Am Anfang des 20. Jhd. hat es neue Ansaetze zum Gespraech zwischen Christen und Juden gegeben – in der Hitlerzeit wieder verschüttet, aber gerade dadurch neu gefordert und nach 1945 zoegernd neu begangen. Der Tiefpunkt der Beziehungen war mit dem Toeten Jesu erreicht und wurde fuer die johanneische Gemeinde mit dem Ausschluss aus der Synagoge und dem Toeten von Christen erreicht. Das hat die exklusive Aussage in 14,6 provoziert, weil die Synagoge als Ort der Verfluchung nicht mehr Ort der Gottesbegegnung sein konnte.

 

Wegbeschreibung durch Jesus – nicht durch uns

In einer neuen Situation dürfen wir Joh 14,6 nicht mehr einfach konstatierend und ausgrenzend wiederholen.
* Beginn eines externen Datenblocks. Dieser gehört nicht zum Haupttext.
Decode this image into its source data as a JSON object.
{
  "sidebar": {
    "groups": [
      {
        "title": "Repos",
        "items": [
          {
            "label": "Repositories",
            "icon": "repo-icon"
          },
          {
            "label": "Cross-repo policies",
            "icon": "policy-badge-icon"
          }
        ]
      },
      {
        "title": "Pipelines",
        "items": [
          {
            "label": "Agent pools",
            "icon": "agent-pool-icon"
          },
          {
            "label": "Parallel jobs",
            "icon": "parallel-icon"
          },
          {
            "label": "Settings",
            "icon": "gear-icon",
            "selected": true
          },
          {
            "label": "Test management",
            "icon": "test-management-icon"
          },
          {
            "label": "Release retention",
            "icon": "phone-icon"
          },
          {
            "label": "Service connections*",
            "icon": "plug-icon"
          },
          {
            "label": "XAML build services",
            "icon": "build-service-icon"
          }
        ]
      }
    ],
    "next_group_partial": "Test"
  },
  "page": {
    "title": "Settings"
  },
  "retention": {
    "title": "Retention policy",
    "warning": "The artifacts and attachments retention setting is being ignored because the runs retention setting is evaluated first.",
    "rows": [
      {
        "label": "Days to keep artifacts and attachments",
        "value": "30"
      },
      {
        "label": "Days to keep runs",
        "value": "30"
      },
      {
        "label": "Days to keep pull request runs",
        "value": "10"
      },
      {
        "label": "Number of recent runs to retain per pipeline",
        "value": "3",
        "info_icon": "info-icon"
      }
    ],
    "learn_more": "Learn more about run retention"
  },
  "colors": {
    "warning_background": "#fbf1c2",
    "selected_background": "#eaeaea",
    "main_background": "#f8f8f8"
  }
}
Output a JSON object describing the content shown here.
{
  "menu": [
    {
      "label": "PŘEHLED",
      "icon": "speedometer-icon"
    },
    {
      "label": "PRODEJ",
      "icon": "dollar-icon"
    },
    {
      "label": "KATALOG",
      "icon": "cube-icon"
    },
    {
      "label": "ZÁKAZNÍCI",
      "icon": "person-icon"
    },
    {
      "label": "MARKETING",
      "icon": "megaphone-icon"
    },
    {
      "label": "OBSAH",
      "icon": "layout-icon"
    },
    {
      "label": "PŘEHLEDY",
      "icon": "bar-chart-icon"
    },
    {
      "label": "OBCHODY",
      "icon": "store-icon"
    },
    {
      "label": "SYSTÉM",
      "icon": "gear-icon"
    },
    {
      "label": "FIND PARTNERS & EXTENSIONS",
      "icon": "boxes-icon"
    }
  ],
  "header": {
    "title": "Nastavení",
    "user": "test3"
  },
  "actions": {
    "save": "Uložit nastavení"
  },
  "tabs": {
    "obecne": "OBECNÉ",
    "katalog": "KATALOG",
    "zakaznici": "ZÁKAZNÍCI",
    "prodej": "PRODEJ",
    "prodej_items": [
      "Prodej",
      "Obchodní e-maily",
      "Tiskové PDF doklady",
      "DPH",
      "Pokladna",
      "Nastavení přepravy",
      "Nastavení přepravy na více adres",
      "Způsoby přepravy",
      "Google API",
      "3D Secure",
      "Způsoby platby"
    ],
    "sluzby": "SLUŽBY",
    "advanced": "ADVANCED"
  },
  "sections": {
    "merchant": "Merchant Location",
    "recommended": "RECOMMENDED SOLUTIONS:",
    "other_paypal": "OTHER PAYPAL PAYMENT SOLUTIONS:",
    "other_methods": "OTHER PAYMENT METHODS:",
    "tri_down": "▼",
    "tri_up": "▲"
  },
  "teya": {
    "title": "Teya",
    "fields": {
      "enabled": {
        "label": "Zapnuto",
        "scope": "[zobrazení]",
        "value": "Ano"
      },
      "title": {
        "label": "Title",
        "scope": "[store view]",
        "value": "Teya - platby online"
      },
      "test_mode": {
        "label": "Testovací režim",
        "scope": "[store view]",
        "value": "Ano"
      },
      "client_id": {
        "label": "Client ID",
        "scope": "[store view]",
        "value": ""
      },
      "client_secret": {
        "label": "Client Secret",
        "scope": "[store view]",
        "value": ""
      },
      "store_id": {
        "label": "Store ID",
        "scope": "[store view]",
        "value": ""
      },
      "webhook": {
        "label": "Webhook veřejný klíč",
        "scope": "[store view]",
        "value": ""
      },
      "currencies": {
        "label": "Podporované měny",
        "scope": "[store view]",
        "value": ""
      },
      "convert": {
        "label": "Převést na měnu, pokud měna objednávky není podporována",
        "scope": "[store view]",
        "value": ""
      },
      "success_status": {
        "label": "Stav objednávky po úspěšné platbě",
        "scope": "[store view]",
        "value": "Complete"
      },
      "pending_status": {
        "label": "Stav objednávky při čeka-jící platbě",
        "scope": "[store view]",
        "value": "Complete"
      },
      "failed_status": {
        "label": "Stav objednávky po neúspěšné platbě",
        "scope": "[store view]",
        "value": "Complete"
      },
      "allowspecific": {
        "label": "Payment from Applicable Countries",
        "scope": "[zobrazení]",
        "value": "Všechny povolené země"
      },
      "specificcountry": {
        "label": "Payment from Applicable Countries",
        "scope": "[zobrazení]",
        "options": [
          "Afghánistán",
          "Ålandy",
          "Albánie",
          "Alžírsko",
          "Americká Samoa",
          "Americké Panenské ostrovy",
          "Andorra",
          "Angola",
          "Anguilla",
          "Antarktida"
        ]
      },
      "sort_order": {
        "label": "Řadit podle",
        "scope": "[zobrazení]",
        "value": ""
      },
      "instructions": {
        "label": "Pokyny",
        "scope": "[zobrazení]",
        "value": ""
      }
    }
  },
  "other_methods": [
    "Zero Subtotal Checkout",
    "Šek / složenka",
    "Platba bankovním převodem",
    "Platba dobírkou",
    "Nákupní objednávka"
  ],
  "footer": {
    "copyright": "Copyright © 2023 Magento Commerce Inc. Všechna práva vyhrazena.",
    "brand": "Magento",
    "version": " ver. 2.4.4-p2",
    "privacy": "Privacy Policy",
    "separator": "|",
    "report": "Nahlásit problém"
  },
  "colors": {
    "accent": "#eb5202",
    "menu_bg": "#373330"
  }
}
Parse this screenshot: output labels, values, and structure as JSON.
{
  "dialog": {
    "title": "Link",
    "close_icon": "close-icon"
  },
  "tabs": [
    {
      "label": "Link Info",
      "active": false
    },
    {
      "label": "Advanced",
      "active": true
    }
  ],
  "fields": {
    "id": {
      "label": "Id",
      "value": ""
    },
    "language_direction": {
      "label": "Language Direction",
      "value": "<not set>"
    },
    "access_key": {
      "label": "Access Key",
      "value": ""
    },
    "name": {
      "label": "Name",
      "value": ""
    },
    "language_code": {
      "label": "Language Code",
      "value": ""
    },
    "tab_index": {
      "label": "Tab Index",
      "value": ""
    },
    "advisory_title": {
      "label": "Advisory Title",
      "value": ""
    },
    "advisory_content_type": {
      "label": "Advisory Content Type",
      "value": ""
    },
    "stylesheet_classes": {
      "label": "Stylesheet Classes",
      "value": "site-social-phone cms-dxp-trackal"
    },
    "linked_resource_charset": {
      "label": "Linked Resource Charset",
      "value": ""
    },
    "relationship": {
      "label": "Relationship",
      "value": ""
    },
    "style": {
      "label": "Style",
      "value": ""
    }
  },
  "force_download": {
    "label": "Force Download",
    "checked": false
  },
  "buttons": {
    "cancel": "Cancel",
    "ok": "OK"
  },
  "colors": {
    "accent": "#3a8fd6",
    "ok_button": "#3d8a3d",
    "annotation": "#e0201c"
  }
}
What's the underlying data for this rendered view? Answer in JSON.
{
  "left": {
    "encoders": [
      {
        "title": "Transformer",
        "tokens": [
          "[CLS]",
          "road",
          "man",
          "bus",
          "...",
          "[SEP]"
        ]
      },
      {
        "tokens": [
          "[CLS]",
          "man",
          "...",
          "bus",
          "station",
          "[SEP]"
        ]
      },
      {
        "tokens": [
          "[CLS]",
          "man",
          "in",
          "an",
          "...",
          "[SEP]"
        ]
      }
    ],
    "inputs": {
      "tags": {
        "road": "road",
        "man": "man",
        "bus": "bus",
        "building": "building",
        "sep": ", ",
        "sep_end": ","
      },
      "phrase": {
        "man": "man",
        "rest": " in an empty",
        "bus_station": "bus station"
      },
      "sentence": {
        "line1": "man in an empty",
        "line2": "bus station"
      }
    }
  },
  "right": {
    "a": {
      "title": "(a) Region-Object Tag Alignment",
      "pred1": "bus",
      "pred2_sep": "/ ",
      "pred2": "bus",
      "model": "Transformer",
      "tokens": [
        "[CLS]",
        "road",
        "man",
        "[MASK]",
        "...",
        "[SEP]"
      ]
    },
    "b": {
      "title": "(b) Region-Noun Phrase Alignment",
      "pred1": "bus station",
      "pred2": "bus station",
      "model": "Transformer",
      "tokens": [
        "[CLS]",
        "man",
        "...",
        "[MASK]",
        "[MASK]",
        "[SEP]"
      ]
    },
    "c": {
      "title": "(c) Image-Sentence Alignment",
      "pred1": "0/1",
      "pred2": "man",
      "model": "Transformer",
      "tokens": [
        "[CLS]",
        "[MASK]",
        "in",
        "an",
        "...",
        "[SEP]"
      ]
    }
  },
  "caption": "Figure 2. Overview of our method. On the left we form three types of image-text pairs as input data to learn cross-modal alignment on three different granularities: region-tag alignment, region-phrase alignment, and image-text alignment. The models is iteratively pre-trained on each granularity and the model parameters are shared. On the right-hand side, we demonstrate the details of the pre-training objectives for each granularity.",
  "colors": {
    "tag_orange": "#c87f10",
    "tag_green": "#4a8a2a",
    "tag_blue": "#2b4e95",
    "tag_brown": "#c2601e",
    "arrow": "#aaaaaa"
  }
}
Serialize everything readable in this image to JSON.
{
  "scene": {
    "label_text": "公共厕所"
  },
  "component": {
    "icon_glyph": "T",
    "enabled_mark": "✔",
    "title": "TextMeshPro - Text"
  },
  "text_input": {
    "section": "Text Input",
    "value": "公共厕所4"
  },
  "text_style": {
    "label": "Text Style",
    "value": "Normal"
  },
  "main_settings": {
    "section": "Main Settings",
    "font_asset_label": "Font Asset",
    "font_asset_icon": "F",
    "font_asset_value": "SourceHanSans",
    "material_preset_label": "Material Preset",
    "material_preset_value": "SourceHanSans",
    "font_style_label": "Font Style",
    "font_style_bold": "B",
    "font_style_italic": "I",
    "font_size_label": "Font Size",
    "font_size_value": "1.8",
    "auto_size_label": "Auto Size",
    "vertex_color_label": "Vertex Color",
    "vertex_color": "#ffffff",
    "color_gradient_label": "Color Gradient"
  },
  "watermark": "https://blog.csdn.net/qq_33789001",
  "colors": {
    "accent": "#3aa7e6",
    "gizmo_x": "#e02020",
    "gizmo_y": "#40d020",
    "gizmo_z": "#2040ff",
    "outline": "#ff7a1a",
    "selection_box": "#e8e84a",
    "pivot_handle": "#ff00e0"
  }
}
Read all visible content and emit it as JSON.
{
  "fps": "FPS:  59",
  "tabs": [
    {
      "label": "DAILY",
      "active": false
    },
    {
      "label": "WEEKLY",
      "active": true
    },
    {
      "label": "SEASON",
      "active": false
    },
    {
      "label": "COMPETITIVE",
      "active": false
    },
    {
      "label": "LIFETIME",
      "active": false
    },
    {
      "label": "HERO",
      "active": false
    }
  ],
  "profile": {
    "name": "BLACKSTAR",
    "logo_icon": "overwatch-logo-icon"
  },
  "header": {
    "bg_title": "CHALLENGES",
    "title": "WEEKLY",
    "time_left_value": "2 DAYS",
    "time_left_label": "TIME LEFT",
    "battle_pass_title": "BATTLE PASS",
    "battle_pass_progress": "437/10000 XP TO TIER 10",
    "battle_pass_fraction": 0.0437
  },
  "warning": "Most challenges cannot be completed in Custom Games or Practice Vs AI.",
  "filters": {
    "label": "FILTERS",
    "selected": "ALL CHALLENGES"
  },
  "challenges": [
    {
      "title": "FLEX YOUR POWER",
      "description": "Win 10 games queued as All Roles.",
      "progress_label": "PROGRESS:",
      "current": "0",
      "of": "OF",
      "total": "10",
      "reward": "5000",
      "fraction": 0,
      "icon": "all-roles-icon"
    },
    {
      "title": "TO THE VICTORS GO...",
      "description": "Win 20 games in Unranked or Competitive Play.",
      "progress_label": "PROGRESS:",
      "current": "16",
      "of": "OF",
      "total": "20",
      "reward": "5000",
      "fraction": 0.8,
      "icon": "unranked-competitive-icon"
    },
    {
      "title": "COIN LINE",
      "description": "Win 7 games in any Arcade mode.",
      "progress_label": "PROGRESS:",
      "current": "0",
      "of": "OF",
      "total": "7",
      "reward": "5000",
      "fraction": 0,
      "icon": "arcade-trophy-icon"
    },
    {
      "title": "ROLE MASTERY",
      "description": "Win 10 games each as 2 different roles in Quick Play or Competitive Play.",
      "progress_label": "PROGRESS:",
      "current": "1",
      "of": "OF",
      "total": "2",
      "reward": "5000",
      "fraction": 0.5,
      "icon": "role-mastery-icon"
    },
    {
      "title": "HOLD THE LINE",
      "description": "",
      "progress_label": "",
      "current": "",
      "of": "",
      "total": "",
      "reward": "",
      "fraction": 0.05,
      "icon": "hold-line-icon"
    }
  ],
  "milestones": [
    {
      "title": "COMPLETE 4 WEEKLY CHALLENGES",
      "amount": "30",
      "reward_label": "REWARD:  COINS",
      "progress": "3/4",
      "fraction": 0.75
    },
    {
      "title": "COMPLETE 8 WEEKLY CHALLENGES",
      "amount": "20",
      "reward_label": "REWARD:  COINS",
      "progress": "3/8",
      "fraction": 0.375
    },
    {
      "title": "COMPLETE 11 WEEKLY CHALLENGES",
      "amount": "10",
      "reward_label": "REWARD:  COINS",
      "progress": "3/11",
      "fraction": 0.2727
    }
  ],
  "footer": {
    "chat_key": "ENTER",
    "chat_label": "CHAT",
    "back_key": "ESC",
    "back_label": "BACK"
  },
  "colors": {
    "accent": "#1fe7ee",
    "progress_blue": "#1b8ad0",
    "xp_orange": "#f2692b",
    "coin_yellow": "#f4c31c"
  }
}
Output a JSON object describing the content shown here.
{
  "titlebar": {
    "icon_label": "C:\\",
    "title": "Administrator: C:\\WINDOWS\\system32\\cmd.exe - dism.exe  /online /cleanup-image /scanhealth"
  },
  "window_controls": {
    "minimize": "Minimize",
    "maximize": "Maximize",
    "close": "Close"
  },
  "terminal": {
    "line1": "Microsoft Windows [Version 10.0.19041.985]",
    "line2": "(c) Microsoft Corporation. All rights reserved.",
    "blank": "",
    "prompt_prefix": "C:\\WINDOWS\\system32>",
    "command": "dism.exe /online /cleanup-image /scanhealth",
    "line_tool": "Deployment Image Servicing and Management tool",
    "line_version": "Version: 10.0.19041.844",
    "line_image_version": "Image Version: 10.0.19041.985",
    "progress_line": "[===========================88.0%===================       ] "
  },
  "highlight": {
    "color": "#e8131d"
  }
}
Wenn Jesus der Weg ist, ist die Wegbeschreibung seine und nicht unsere Sache.

 

Die Wohnungen des Vaters:

Die groesste Bedeutung hat die Rede von einer Wohnung fuer den Flüchtling. Er sucht eine neue Gemeinschaft und sucht neue Jesusgemeinschaft. Joh 14,1-6 besagt, dass es jemanden gibt, der sich fuer die Zukunft der Verfolgten einsetzt, Wohnung bereitet und in die Wohnung einholt. Jesus sieht den Weg der Gemeinde in Analogie zu seinem eigenen Weg. Der wird nicht mit der Kreuzigung zuende sein, sondern Jesus überschreitet die wesentliche Grenze. Dafuer benutzt das Johannesevangelium wiederholt den Begriff ‚hinüberschreiten’ (griech. ‚hypagein’).

 

Hinüberschreiten

Statt der Mauer der Furcht – wie sie auch das Rote Meer darstellte – gibt es fuer die Nachfolger Jesu, fuer die an Gott Glaubenden, den Weg. Thomas weiss das noch nicht. Wir koennen uns in unserer Zeit weitgehend in diesem Jünger wiederfinden. Er repraesentiert die Nichtverstehenden: „Wir wissen nicht“, 14.5. Aber die Gemeinde wird den Weg aus der Unfreiheit zu Gott, die sich durchsetzende Wahrheit angesichts des Vorwurfs der Verführung durch Jesus und das Leben, das nicht genommen werden kann, wie Thomas erfahren.